Of course, I might just be voicing unreasonable dissent here. "They (the ballads) have seldom sounded as fresh as this", argues Nick Coleman of The Indepen­dent in his four-sentence «review» of the album, adding that "the playing is exquisite, the singing vibrant, the arrangements like jewellery". But on what celebrated folk album has the playing not been described as «exquisite» and the singing as «vibrant»? I am not looking for «vibrancy», I am looking for an individual artistic touch, and I am not finding it here. As long as Anaïs is writing her own songs, she is at least trying to reinvent folk music for the 21st century; as a supplier of covers, she shows not a shred of ability to adapt them to a new musical age. It may not be her fault, since there are few signs that we are living in a new musical age anyway; but she could have at least adapted them to her own personality, and records like this are dangerous, because they are close to showing that, who knows, perhaps she does not have any personality? No, that would be too harsh; but she clearly has no business messing around with such ancient material. Throw in the excessive length and (sometimes) excruciating slowness of the deliveries, and there you go — a thumbs down in the works.

2 comments:

  1. "My understanding is that...all of this Anglo-Saxon stuff has been done to death"
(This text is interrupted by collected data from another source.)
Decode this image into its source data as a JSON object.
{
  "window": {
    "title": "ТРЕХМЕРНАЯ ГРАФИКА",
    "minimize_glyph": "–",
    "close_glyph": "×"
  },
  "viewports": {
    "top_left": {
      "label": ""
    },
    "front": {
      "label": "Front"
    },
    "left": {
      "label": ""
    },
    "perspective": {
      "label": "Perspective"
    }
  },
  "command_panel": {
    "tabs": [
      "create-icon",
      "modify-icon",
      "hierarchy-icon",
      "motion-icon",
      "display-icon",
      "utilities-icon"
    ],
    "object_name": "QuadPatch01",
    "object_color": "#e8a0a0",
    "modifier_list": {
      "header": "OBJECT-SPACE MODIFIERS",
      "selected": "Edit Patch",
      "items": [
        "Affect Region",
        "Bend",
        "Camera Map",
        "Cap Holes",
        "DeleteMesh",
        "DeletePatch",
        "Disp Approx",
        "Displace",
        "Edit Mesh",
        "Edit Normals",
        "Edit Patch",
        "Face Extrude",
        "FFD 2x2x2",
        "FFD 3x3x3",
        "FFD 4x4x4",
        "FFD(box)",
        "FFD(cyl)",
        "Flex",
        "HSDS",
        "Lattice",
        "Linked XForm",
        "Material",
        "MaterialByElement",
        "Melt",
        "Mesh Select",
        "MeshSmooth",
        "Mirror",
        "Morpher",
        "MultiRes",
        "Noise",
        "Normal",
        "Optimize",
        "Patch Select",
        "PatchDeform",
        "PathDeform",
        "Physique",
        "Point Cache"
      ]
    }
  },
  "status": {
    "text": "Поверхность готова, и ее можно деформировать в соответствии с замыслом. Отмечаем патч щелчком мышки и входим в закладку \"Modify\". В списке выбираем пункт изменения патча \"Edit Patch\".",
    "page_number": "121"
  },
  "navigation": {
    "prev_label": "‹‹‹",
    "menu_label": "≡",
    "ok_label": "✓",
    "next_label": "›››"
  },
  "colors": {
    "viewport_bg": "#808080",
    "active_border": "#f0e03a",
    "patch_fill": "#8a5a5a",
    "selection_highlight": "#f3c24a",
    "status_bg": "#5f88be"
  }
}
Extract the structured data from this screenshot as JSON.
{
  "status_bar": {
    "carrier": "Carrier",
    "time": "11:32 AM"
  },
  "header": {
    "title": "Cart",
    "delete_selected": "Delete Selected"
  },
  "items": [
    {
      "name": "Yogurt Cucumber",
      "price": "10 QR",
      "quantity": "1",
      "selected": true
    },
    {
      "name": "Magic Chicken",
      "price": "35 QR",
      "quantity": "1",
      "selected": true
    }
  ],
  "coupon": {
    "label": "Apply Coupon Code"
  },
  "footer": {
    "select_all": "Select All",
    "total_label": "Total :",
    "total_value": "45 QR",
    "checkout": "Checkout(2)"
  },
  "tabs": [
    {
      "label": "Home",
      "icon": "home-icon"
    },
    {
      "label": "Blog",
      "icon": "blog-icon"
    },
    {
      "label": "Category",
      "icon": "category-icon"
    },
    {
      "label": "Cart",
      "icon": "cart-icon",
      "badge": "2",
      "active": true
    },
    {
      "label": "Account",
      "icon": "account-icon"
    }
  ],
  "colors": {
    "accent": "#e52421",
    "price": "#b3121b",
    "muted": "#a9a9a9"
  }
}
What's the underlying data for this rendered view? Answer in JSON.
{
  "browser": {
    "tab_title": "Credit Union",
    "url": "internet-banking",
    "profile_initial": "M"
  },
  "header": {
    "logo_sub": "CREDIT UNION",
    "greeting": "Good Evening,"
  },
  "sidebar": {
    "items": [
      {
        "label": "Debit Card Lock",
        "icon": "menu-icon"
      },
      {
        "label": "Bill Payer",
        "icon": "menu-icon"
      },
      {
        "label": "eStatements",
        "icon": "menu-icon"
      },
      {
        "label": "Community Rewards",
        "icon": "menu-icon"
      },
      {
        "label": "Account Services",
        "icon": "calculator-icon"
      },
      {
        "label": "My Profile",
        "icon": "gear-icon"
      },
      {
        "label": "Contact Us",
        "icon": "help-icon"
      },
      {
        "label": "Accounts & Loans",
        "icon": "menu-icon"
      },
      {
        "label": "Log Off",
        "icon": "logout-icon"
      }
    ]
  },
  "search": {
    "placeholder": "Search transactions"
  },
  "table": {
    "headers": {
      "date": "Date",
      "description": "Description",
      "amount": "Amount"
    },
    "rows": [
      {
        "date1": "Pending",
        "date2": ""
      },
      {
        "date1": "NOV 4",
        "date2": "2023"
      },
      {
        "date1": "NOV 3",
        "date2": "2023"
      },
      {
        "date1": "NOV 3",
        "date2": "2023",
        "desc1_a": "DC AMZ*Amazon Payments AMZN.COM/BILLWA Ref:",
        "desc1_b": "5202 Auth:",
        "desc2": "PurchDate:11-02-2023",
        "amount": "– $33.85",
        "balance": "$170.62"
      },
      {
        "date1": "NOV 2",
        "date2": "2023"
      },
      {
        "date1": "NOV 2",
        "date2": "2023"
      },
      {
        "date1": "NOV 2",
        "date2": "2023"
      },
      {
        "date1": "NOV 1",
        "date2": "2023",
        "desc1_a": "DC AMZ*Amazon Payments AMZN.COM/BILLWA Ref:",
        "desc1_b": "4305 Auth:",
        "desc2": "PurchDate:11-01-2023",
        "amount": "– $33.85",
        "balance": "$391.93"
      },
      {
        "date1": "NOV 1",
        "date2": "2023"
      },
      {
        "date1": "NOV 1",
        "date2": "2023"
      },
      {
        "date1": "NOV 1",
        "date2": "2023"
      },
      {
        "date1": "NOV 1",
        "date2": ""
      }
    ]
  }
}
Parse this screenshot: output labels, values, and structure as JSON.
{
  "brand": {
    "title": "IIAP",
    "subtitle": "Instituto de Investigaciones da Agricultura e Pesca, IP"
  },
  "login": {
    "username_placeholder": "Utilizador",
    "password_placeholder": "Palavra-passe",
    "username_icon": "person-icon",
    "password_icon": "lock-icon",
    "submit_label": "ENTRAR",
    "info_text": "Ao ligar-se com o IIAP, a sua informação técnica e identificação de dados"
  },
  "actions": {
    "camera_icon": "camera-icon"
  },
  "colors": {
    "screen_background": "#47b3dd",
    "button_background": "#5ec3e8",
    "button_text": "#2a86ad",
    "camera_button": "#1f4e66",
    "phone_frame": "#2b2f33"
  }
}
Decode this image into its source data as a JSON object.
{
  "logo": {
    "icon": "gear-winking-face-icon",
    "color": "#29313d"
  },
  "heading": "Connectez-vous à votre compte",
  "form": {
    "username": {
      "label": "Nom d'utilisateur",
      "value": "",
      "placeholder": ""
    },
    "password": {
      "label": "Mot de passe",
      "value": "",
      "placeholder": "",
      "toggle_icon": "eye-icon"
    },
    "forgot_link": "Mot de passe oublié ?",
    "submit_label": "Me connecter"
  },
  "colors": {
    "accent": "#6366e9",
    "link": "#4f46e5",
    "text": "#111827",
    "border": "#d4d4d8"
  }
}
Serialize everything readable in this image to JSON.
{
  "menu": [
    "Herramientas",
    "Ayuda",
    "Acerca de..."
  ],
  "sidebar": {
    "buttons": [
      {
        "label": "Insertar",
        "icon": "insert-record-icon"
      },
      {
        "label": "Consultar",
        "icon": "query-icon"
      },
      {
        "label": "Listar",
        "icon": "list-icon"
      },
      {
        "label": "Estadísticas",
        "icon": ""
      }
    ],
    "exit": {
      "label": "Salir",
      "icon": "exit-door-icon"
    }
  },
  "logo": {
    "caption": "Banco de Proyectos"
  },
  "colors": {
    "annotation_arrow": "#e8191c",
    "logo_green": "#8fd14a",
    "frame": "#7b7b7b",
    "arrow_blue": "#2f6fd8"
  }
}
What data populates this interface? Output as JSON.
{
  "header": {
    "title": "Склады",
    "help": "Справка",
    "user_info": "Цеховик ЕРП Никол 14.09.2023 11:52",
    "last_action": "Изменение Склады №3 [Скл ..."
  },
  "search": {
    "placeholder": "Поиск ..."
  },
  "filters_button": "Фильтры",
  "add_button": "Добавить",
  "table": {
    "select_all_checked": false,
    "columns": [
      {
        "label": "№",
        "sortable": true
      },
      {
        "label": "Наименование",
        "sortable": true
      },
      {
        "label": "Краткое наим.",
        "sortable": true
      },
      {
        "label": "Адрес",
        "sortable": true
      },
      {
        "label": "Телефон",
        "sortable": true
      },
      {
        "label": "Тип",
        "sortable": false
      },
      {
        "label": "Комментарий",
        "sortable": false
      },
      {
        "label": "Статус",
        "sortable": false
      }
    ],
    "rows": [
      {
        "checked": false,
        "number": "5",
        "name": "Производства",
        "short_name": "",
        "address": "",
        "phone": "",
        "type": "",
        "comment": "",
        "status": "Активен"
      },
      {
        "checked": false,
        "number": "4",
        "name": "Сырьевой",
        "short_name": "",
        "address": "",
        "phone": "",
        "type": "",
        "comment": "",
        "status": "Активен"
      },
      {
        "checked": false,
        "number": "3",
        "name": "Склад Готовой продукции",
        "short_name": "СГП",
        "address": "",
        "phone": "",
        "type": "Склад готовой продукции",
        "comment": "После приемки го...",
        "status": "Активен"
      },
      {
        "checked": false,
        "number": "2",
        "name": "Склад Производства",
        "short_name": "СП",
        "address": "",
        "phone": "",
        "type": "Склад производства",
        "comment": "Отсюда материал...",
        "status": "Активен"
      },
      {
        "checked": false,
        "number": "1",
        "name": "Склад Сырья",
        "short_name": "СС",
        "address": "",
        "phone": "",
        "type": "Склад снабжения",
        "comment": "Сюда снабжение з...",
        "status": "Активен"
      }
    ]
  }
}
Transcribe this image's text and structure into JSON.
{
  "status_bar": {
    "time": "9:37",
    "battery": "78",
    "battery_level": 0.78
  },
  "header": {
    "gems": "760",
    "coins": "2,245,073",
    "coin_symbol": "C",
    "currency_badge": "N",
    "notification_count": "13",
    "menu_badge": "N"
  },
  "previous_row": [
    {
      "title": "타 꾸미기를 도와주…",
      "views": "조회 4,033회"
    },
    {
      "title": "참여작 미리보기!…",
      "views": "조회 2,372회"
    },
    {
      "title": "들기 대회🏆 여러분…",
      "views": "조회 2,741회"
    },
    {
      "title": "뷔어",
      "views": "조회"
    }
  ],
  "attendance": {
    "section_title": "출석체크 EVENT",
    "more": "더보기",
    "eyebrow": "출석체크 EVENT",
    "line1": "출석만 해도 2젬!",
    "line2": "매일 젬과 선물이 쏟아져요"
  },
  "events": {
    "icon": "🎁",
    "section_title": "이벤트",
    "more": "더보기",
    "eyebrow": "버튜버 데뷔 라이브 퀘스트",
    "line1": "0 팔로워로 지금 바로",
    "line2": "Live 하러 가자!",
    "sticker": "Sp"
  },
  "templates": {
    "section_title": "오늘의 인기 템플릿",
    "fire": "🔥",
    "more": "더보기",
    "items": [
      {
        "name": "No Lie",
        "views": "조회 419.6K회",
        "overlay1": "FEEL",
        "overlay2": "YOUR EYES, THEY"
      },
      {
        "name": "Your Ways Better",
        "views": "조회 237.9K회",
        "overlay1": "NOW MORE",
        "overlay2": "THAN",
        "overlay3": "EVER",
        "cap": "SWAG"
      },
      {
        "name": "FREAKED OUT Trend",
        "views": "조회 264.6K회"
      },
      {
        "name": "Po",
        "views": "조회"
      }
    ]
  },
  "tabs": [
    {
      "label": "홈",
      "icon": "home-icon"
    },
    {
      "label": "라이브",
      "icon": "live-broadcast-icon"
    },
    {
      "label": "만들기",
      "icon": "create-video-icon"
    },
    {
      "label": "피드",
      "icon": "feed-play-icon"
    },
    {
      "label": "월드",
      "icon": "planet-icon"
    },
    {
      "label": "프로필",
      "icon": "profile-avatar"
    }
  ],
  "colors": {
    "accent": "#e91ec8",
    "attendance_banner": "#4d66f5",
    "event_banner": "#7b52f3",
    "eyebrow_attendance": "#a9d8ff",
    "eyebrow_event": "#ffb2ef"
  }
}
    Listen to Bellowhead to recognize the error of your ways. :)

    ReplyDelete
  2. Ooops, sorry: I should finish reading the sentence before replying. The quote below confirms that you know your shit, and the reason WHY you should listen to Bellowhead now.

    "is if you are capable of putting your own twist on it, preferably such a twist as would make specific sense for the here and now."